I didn’t think OEF was a “good fight” either, but my son took an oath and did his duty, and he didn’t even go to West Point.
On April 1, 2019 at 12:27 pm, ExpatNJ said:
Apologies, Captain, I did not know where to post this so you would see it ASAP
(I have not tried to verify the information):
New Zealand Semiautomatic Ban Covers Pump Shotguns Too
https://www.breitbart.com/politics/2019/04/01/new-zealand-semiautomatic-ban-covers-pump-shotguns-too/
New Zealand Gang Leader: We Will Not Give Up Our Guns
https://www.breitbart.com/politics/2019/03/31/new-zealand-gang-leader-we-will-not-give-up-our-guns/
On April 1, 2019 at 12:53 pm, Fred said:
@Frank,
A father and/or grandfather properly disciplining and raising a boy does in no way equate to State force or societal communism or forced preferences. One is a command of Holy God right and proper, the other makes the States an anti-Christ. By teaching a boy that there is individual responsibility and accountability they are then much less inclined to later seek collective solutions. The State is not God, the State is not the head of the family, and the State would be way less out of control had our generation been properly disciplined as boys. When a father fails to discipline his sons they will seek that structure elsewhere, it being a male need. If he had been properly raised he wouldn’t be a commie. Somebody should have beat the snot of him. Period.
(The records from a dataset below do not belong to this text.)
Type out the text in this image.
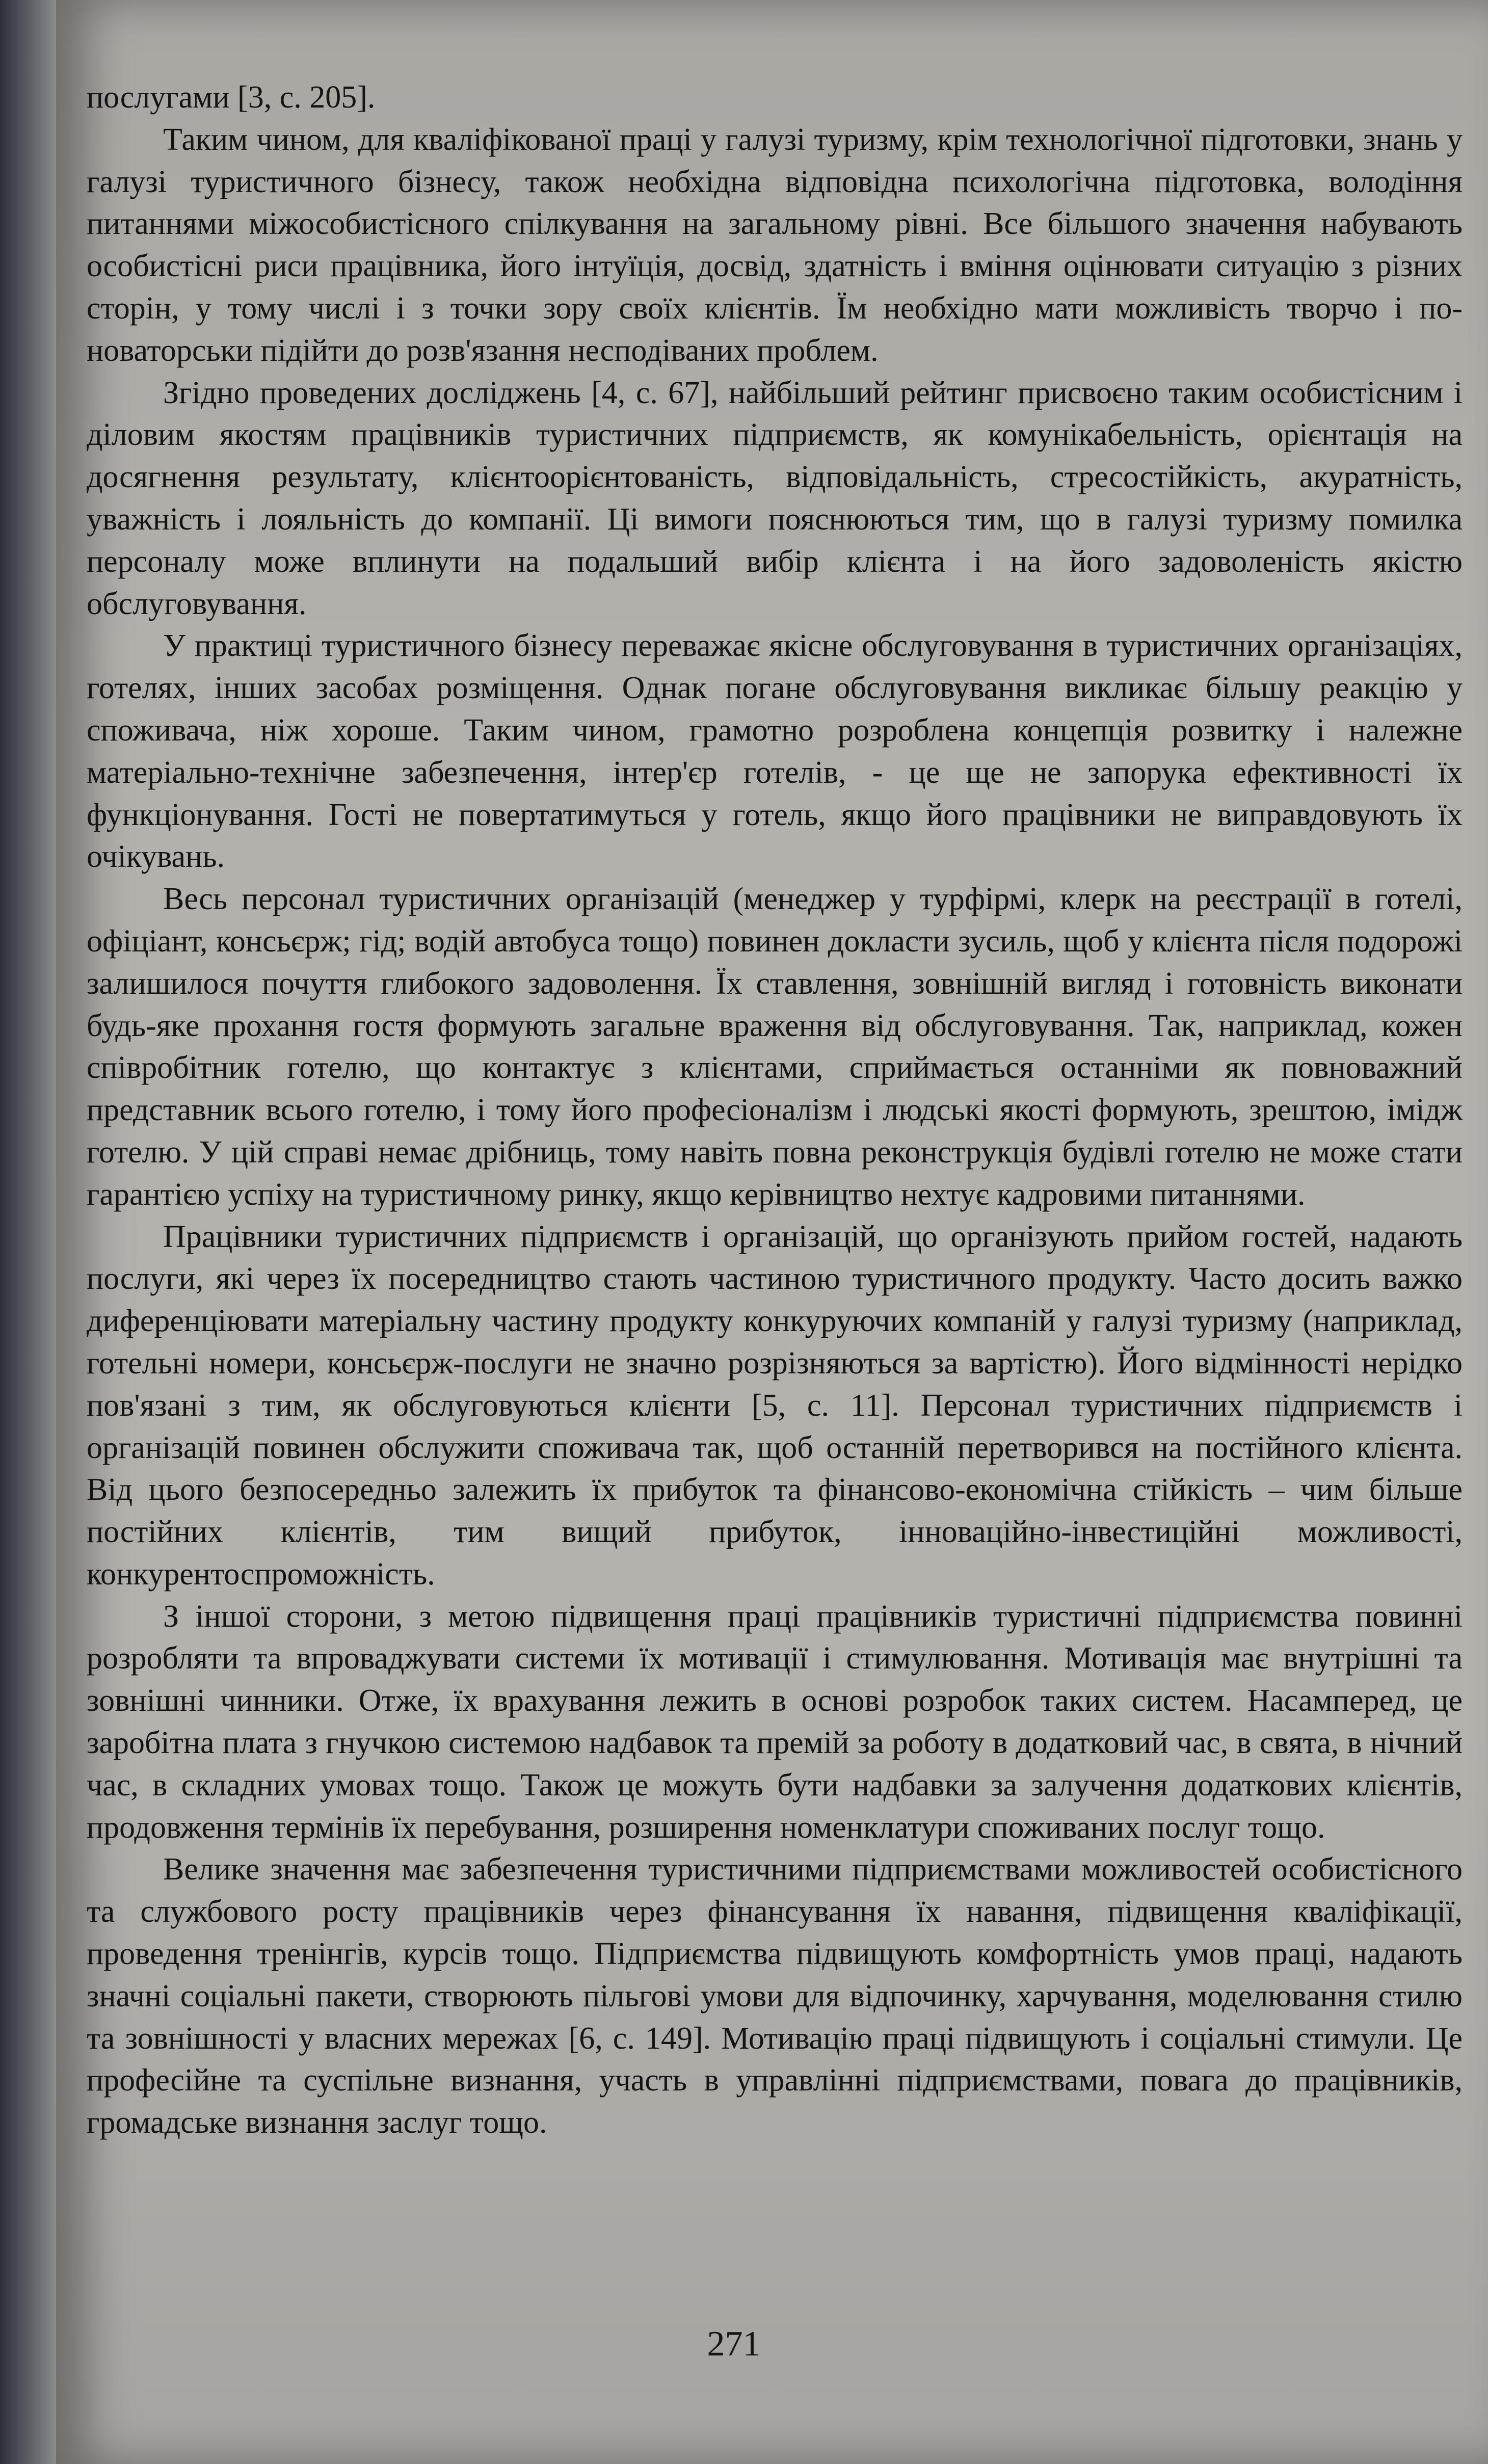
послугами [3, с. 205].

Таким чином, для кваліфікованої праці у галузі туризму, крім технологічної підготовки, знань у галузі туристичного бізнесу, також необхідна відповідна психологічна підготовка, володіння питаннями міжособистісного спілкування на загальному рівні. Все більшого значення набувають особистісні риси працівника, його інтуїція, досвід, здатність і вміння оцінювати ситуацію з різних сторін, у тому числі і з точки зору своїх клієнтів. Їм необхідно мати можливість творчо і по-новаторськи підійти до розв'язання несподіваних проблем.

Згідно проведених досліджень [4, с. 67], найбільший рейтинг присвоєно таким особистісним і діловим якостям працівників туристичних підприємств, як комунікабельність, орієнтація на досягнення результату, клієнтоорієнтованість, відповідальність, стресостійкість, акуратність, уважність і лояльність до компанії. Ці вимоги пояснюються тим, що в галузі туризму помилка персоналу може вплинути на подальший вибір клієнта і на його задоволеність якістю обслуговування.

У практиці туристичного бізнесу переважає якісне обслуговування в туристичних організаціях, готелях, інших засобах розміщення. Однак погане обслуговування викликає більшу реакцію у споживача, ніж хороше. Таким чином, грамотно розроблена концепція розвитку і належне матеріально-технічне забезпечення, інтер'єр готелів, - це ще не запорука ефективності їх функціонування. Гості не повертатимуться у готель, якщо його працівники не виправдовують їх очікувань.

Весь персонал туристичних організацій (менеджер у турфірмі, клерк на реєстрації в готелі, офіціант, консьєрж; гід; водій автобуса тощо) повинен докласти зусиль, щоб у клієнта після подорожі залишилося почуття глибокого задоволення. Їх ставлення, зовнішній вигляд і готовність виконати будь-яке прохання гостя формують загальне враження від обслуговування. Так, наприклад, кожен співробітник готелю, що контактує з клієнтами, сприймається останніми як повноважний представник всього готелю, і тому його професіоналізм і людські якості формують, зрештою, імідж готелю. У цій справі немає дрібниць, тому навіть повна реконструкція будівлі готелю не може стати гарантією успіху на туристичному ринку, якщо керівництво нехтує кадровими питаннями.

Працівники туристичних підприємств і організацій, що організують прийом гостей, надають послуги, які через їх посередництво стають частиною туристичного продукту. Часто досить важко диференціювати матеріальну частину продукту конкуруючих компаній у галузі туризму (наприклад, готельні номери, консьєрж-послуги не значно розрізняються за вартістю). Його відмінності нерідко пов'язані з тим, як обслуговуються клієнти [5, с. 11]. Персонал туристичних підприємств і організацій повинен обслужити споживача так, щоб останній перетворився на постійного клієнта. Від цього безпосередньо залежить їх прибуток та фінансово-економічна стійкість – чим більше постійних клієнтів, тим вищий прибуток, інноваційно-інвестиційні можливості, конкурентоспроможність.

З іншої сторони, з метою підвищення праці працівників туристичні підприємства повинні розробляти та впроваджувати системи їх мотивації і стимулювання. Мотивація має внутрішні та зовнішні чинники. Отже, їх врахування лежить в основі розробок таких систем. Насамперед, це заробітна плата з гнучкою системою надбавок та премій за роботу в додатковий час, в свята, в нічний час, в складних умовах тощо. Також це можуть бути надбавки за залучення додаткових клієнтів, продовження термінів їх перебування, розширення номенклатури споживаних послуг тощо.

Велике значення має забезпечення туристичними підприємствами можливостей особистісного та службового росту працівників через фінансування їх навання, підвищення кваліфікації, проведення тренінгів, курсів тощо. Підприємства підвищують комфортність умов праці, надають значні соціальні пакети, створюють пільгові умови для відпочинку, харчування, моделювання стилю та зовнішності у власних мережах [6, с. 149]. Мотивацію праці підвищують і соціальні стимули. Це професійне та суспільне визнання, участь в управлінні підприємствами, повага до працівників, громадське визнання заслуг тощо.

271
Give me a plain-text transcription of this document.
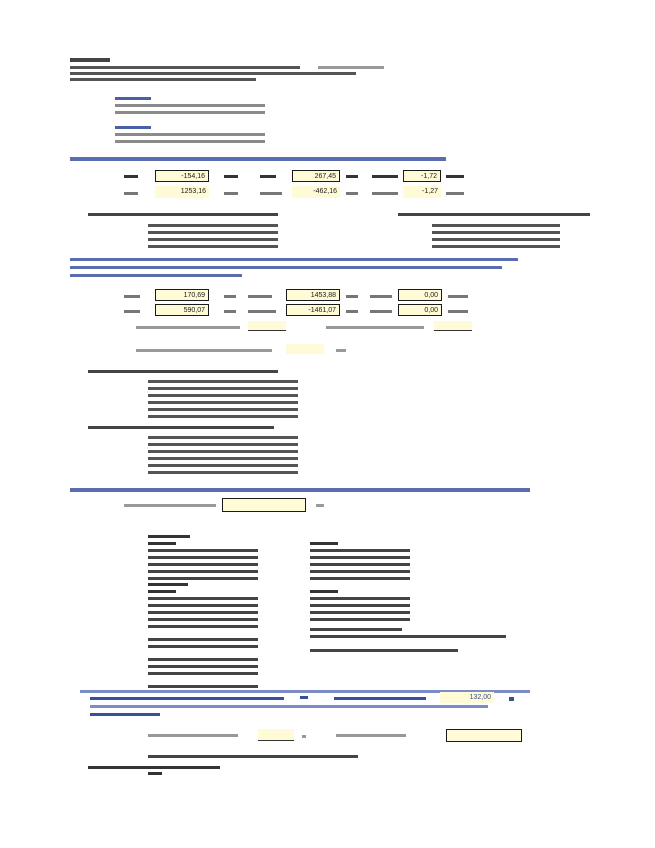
-154,16	267,45	-1,72
1253,16	-462,16	-1,27
170,69	1453,88	0,00
590,07	-1461,07	0,00
132,00
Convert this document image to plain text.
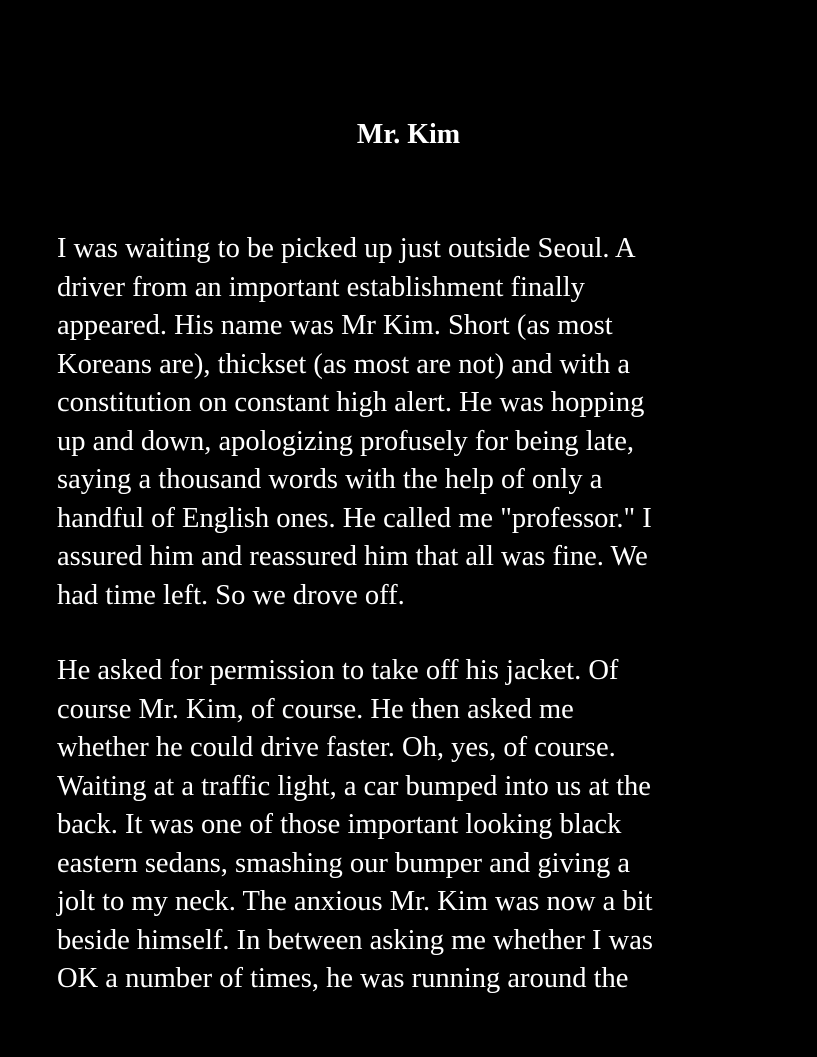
Mr. Kim
I was waiting to be picked up just outside Seoul. A
driver from an important establishment finally
appeared. His name was Mr Kim. Short (as most
Koreans are), thickset (as most are not) and with a
constitution on constant high alert. He was hopping
up and down, apologizing profusely for being late,
saying a thousand words with the help of only a
handful of English ones. He called me "professor." I
assured him and reassured him that all was fine. We
had time left. So we drove off.
He asked for permission to take off his jacket. Of
course Mr. Kim, of course. He then asked me
whether he could drive faster. Oh, yes, of course.
Waiting at a traffic light, a car bumped into us at the
back. It was one of those important looking black
eastern sedans, smashing our bumper and giving a
jolt to my neck. The anxious Mr. Kim was now a bit
beside himself. In between asking me whether I was
OK a number of times, he was running around the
On April 1, 2019 at 3:29 pm, Pat Hines said:
LKT IV is a well known coward and criminal. He’s been doing this for years at least partially because his father’s friends and his grandfather’s friends shunned him completely as well they should have.
LKT IV only has a voice because of his family and his anti-family stances. He is, to be kind, a POS.
On April 1, 2019 at 5:49 pm, John Richardson said:
He should have been expelled from West Point for violating the Honor Code – “A Cadet will not lie, cheat, steal or tolerate those who do.”
Using a calling card belonging to SDS, no matter how despicable they may have been, was stealing. I imagine he was absolved of the crime due to his illustrious forebearers.